Hello list, I'm having a problem with a production system.
I have an application that runs 7x24. It is multithreaded, and every thread has its own connection to the database.
We have two types of devices connected to each thread, human operated PCs for billing purposes, and rabbit microcontrollers controlling some electronic devices.

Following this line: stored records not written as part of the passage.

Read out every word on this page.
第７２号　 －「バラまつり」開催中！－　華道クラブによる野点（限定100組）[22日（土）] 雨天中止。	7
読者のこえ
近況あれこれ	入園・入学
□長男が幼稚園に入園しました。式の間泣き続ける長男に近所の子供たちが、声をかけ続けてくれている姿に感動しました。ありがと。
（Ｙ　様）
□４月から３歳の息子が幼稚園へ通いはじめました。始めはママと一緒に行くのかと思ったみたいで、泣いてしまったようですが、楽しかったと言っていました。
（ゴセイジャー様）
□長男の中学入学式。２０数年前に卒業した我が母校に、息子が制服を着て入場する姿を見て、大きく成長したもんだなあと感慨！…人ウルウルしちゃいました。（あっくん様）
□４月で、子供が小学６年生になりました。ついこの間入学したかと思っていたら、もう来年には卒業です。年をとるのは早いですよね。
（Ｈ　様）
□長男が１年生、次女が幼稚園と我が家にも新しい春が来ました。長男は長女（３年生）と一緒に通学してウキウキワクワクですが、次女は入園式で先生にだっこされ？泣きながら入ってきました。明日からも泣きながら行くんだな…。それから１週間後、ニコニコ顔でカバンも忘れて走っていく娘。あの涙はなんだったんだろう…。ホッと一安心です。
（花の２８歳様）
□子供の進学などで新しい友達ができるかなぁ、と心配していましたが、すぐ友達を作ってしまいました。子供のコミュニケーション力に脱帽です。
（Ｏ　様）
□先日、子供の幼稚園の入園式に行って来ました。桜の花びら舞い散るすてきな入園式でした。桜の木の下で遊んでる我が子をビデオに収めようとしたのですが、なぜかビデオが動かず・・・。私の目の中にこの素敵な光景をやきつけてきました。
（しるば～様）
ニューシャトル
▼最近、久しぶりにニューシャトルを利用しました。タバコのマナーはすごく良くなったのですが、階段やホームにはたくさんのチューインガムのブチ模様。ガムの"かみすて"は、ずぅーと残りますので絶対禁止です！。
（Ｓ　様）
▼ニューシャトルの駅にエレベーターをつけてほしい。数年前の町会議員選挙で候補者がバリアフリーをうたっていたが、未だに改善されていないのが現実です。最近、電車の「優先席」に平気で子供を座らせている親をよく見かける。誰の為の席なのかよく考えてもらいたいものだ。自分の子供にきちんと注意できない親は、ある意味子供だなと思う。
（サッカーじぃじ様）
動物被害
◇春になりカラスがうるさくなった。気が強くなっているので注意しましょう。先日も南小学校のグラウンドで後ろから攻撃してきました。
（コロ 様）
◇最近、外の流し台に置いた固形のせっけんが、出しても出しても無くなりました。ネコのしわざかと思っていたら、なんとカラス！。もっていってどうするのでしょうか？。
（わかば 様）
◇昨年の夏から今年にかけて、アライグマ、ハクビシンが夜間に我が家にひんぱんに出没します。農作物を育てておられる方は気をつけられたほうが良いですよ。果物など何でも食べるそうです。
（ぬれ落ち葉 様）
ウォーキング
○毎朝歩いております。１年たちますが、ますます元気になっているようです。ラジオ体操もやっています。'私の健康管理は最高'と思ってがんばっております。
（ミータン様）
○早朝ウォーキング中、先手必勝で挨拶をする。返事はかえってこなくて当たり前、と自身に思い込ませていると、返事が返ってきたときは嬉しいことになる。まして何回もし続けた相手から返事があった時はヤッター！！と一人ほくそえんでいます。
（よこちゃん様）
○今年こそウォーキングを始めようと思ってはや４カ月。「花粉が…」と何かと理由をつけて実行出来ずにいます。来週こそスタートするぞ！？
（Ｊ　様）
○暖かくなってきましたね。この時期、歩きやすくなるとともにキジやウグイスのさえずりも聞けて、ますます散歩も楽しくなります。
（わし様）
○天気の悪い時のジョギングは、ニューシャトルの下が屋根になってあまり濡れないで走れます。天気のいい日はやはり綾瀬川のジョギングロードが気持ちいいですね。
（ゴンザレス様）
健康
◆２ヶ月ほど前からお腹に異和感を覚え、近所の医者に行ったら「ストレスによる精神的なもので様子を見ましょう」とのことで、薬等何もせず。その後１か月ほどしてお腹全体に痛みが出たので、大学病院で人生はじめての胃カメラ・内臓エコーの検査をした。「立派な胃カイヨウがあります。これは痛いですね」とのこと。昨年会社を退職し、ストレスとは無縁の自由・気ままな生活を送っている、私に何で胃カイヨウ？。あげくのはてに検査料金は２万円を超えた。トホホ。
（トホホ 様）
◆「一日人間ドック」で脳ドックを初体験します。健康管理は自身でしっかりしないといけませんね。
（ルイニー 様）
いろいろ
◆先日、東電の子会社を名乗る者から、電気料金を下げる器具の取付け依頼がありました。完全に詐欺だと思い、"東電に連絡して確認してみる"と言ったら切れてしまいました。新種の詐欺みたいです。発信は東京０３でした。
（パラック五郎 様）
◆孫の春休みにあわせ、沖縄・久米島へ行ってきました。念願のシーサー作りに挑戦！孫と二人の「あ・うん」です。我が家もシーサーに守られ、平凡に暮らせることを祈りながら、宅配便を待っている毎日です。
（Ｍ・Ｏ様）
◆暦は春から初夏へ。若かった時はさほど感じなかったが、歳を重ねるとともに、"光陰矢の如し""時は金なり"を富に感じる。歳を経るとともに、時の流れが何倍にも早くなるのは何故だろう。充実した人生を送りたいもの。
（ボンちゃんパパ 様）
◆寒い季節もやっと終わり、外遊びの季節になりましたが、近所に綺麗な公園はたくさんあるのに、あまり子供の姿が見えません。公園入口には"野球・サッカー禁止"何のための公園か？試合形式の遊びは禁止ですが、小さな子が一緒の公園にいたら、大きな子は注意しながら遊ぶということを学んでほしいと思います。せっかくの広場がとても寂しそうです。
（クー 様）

The problem we are having is that once a month approximately, all the microcontrollers attached to their threads (its a common pool of threads), stop responding. Having a closer look at the logs, we found that these threads are stalled at a SELECT NOW() immediately after a BEGIN TRANSACTION. And then the thread stops responding, since it is waiting for that sql command to finish.
The curious part is that all PCs still work ok, even though they also execute SELECT NOW().
This log represents the session for one PC as an example.
02/09/2010 09:26:32.593 | 192.168.203.104:2255 | Thread 17: (CAJA 4@Parking B->Exterior)Thread 17: [TRANSACTION BEGIN]
02/09/2010 09:26:32.593 | (17) | ROLLBACK
02/09/2010 09:26:32.593 | (17) | BEGIN TRANSACTION
02/09/2010 09:26:32.593 | (17) | SELECT NOW()
02/09/2010 09:26:32.593 | 192.168.203.104:2255 | Thread 17: (CAJA 4@Parking B->Exterior)0 ms (errorCode=[200] bytesRead=[17] bytesWritten=[3])
This log represents the session for one thread attached to a device.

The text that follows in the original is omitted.